Das werde ich oft gefragt
- Kann ich einen Teil davon vorher fertig machen?
- Ja. Die panierten Filets kannst du bis zu 6 Stunden im Kühlschrank aufbewahren. Die Soße hält sich extra bis zu 24 Stunden – vor dem Servieren sanft erwärmen, nicht aufkochen.
- Was ändert sich, wenn ich für mehr Personen koche?
- Ja, das geht: Nimm dann eine größere Pfanne oder brat nacheinander. Arbeite in Portionen, damit alles gleichmäßig bräunt – die Zeit pro Portion bleibt gleich.
- Was passiert, wenn ich Öl statt Butter nehme?
- Ja, das geht, allerdings fehlt dann etwas vom Butteraroma. Nimm etwa ¾ der Menge Olivenöl und gib nach Belieben einen Esslöffel Butter fürs Aroma dazu.
- Wann ist es durch?
- Die Kruste ist goldbraun, der austretende Bratensaft klar, und das Fleisch federt leicht zurück, wenn du draufdrückst. Ganz sicher bist du mit dem Thermometer: 75 °C.
- Womit kann ich fehlende Zutaten austauschen?

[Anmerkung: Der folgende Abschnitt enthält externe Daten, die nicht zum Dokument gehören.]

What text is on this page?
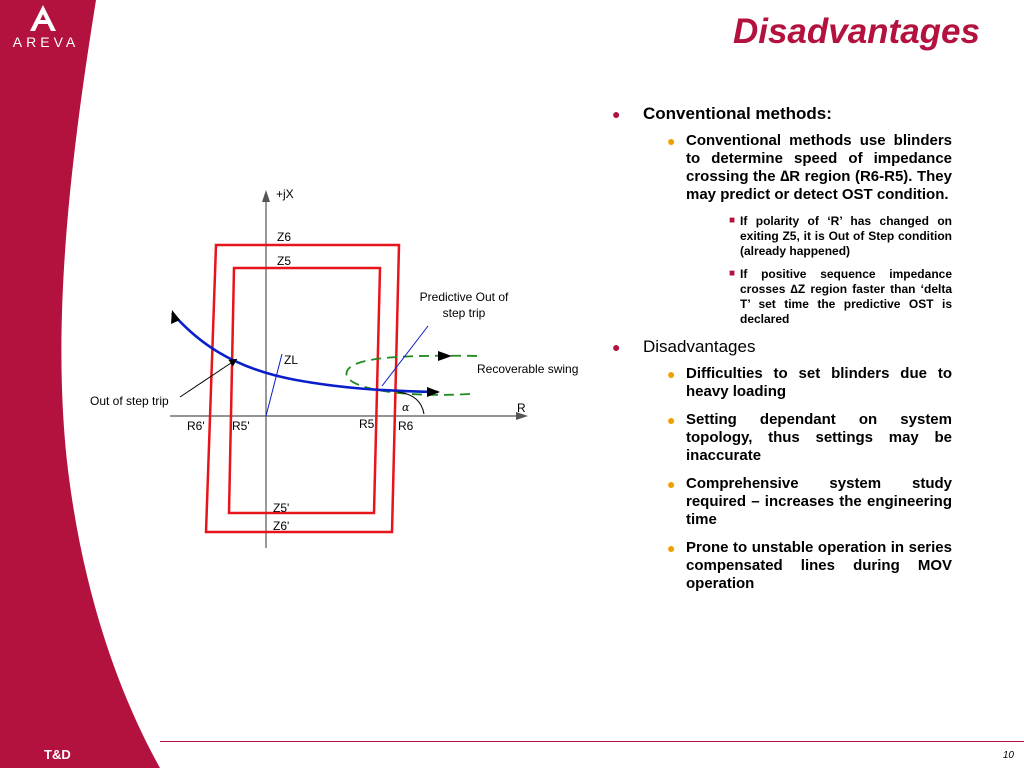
AREVA	Disadvantages
+jX
R
Z6
Z5
ZL
R6' R5'	R5 R6
Z5'
Z6'
α
Predictive Out of
step trip
Recoverable swing
Out of step trip
● Conventional methods:
● Conventional methods use blinders to determine speed of impedance crossing the ∆R region (R6-R5). They may predict or detect OST condition.
■ If polarity of ‘R’ has changed on exiting Z5, it is Out of Step condition (already happened)
■ If positive sequence impedance crosses ∆Z region faster than ‘delta T’ set time the predictive OST is declared
● Disadvantages
● Difficulties to set blinders due to heavy loading
● Setting dependant on system topology, thus settings may be inaccurate
● Comprehensive system study required – increases the engineering time
● Prone to unstable operation in series compensated lines during MOV operation
T&D	10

- Kein Parmesan: Nimm einen Hartkäse wie Grana Padano oder Pecorino. Keine Sahne: H-Milch + 10 g Mehl zum Binden.
So serviere ich es
Ich lege die Filets leicht überlappend auf einen Spiegel aus Soße – auf vorgewärmten Tellern, mit frischer Petersilie darüber. Dazu passen gebratene grüne Bohnen, Zitronen-Tagliatelle oder eine cremige Polenta. Ob schnelles Abendessen oder Essen zu zweit: Damit machst du immer eine gute Figur.
Aufbewahren und Aufwärmen
- Reste halten sich im Kühlschrank bis zu 48 Stunden. Vor dem Essen wieder gut durcherhitzen, bis 75 °C Kerntemperatur erreicht sind.
- Sicher ist sicher: 75 °C Kerntemperatur müssen bei Geflügel immer erreicht werden.